I learned how very wrong I had been a few years ago.  Like all things it wasn’t something I could be told, I just had to find it out for myself.  The hard way.

After Mum died, I found myself standing in the top pew of the church, all dressed up, along with my family, waiting for the people to be let in to file past and shake my hand.  Although, like I said, I tended to stay away from these things, I had obviously been to enough of them to know how they worked.  The good people shake everybody’s hand along the row, they chat a bit to the family members they know and they nod to the people they don’t and then they move back down the church to await the service which will follow.

The people came.  First in a trickle, then in a steady flow.  There were people I hadn’t seen in years, there were people who I had never seen at all.  Some said lots of stuff, some shuffled uncomfortably by and said nothing.  It took a few hours for everyone to visit with us and express their condolences.

I found it was a good thing.

In fact, it changed my view on such things.  It turned me around completely.  Let me see if I can adequately express why this was.  It’s not so easy to do.

The flow of people, old faces and new, created an almost overwhelming wave of positive support.  No one person did or said anything particularly apt or consoling.  Many were perhaps a bit awkward and uneasy, as I would inevitably be in the same circumstances.  But the mere presence of each person, the simple fact of them ‘showing up’ built up, in tiny units, to become something warm and uplifting and reassuring and good.  It seemed to confirm that Mum had many friends, that she had been part of a community, that she was loved and that she would be missed.  Each person who filed in and flitted past our sad little row made a huge difference to the day.  It is difficult to overstate how big a deal it was.

Perhaps you’re not like me, perhaps you actually can be told something rather than having to find it out for yourself.  If you’re dubious about going to a funeral-removal and worry that you don’t know what to say let me reassure you on that point.  You don’t actually have to say anything.  There is nothing you can say to make a difference anyway – the person is gone and for those in the front row it is a very very sad thing.  All you have to do is be there, be a part of the weight of humanity that can count for so much on these, our hardest days.

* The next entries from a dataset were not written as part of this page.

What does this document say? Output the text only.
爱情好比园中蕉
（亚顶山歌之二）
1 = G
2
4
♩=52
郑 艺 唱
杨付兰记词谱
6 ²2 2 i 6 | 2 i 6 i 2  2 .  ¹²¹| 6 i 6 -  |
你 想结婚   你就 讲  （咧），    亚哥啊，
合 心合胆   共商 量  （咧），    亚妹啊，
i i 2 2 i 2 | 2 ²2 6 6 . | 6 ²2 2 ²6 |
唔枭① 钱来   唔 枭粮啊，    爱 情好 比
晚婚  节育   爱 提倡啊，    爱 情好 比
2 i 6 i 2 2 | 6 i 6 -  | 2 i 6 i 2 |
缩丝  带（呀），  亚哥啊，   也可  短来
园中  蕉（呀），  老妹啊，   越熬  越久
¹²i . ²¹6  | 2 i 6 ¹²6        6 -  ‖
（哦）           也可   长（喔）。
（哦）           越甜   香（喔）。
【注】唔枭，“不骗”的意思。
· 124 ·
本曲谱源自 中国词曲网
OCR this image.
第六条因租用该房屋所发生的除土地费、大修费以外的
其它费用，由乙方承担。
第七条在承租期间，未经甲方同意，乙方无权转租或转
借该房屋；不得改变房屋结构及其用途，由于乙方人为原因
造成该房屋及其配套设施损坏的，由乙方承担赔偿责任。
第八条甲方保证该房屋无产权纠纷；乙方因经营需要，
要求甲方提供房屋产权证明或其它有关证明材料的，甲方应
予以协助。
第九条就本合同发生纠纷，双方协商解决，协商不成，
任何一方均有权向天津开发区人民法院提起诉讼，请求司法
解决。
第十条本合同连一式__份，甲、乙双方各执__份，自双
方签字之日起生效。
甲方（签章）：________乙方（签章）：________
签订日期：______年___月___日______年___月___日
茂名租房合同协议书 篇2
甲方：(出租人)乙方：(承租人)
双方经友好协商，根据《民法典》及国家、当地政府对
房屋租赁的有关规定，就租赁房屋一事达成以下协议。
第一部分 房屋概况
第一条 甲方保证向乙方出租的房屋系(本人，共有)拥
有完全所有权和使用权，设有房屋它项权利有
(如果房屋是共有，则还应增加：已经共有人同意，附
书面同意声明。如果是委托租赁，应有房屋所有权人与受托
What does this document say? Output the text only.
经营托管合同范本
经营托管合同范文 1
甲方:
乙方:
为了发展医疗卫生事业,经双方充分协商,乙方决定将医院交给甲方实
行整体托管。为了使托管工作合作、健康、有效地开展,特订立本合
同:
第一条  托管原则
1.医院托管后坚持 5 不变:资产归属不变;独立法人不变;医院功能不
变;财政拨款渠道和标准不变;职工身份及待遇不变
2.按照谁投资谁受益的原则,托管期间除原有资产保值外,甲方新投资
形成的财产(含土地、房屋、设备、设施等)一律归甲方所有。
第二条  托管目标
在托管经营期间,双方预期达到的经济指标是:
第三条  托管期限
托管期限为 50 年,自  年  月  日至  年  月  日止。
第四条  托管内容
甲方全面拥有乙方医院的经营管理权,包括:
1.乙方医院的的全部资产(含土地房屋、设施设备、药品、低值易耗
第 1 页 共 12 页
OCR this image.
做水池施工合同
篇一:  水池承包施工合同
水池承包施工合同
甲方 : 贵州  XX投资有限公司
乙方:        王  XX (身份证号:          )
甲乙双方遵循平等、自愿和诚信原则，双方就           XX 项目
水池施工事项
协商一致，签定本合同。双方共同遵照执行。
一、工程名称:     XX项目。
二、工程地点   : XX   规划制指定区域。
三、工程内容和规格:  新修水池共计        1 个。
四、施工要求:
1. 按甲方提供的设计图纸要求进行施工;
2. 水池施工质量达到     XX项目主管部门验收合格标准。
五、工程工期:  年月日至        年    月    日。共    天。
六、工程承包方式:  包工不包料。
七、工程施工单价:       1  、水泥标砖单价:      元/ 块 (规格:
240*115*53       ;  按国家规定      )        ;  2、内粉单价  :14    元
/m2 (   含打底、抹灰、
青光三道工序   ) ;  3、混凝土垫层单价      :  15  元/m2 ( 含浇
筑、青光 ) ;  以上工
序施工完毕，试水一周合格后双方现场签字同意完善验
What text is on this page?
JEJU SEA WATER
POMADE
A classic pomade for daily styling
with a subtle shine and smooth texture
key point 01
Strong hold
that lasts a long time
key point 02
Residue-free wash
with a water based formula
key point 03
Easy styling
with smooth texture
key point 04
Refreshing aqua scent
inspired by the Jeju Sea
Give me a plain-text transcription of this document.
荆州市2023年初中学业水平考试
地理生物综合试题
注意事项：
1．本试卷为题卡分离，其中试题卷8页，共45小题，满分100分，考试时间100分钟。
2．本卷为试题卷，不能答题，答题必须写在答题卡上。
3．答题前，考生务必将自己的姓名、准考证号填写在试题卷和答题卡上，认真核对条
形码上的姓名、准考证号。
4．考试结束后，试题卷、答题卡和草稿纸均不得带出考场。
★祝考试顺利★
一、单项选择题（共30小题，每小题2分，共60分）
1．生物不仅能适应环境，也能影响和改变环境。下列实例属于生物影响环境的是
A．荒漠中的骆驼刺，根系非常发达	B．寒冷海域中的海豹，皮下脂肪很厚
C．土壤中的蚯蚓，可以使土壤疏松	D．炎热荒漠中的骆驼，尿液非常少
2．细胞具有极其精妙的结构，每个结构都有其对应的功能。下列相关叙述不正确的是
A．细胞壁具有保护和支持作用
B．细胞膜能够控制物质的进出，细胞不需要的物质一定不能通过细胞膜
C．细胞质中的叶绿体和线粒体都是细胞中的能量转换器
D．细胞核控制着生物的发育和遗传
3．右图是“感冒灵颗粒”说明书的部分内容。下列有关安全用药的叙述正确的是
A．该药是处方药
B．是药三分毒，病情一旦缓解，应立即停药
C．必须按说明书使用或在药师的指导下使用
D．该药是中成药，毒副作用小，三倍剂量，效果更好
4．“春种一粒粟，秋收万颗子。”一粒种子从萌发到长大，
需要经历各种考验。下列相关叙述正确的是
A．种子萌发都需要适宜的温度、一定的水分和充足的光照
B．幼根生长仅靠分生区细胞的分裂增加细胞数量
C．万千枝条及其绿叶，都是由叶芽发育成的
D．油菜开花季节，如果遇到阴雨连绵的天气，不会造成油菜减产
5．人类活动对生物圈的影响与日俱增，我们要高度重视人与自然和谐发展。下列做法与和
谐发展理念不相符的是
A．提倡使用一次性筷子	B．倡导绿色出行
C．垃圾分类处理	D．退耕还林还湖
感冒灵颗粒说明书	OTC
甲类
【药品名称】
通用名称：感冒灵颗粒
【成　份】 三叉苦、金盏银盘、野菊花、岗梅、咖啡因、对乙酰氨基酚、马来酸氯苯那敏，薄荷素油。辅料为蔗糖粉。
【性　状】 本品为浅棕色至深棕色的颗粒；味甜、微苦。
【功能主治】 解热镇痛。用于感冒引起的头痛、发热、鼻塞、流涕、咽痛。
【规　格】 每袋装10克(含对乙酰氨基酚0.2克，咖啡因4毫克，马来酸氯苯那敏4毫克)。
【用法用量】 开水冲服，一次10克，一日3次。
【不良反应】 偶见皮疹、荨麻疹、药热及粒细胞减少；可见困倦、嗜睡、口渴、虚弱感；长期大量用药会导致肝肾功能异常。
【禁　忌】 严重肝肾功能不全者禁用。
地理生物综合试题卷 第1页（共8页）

One other little tip.  During the Mass or whatever, if you happen to know any of the prayers or responses or songs, belt them out a bit.  It’s a lonely place up in the front row and you don’t really know if there’s anyone there behind you unless you can hear them.  And hearing them is another one of those small reassuring things that can count for much.

So, anyway, these days, when someone I know dies, I try to attend and sympathise.  I have seen for myself the inestimable value of that tiny gesture.

I guess we live, and learn… and die.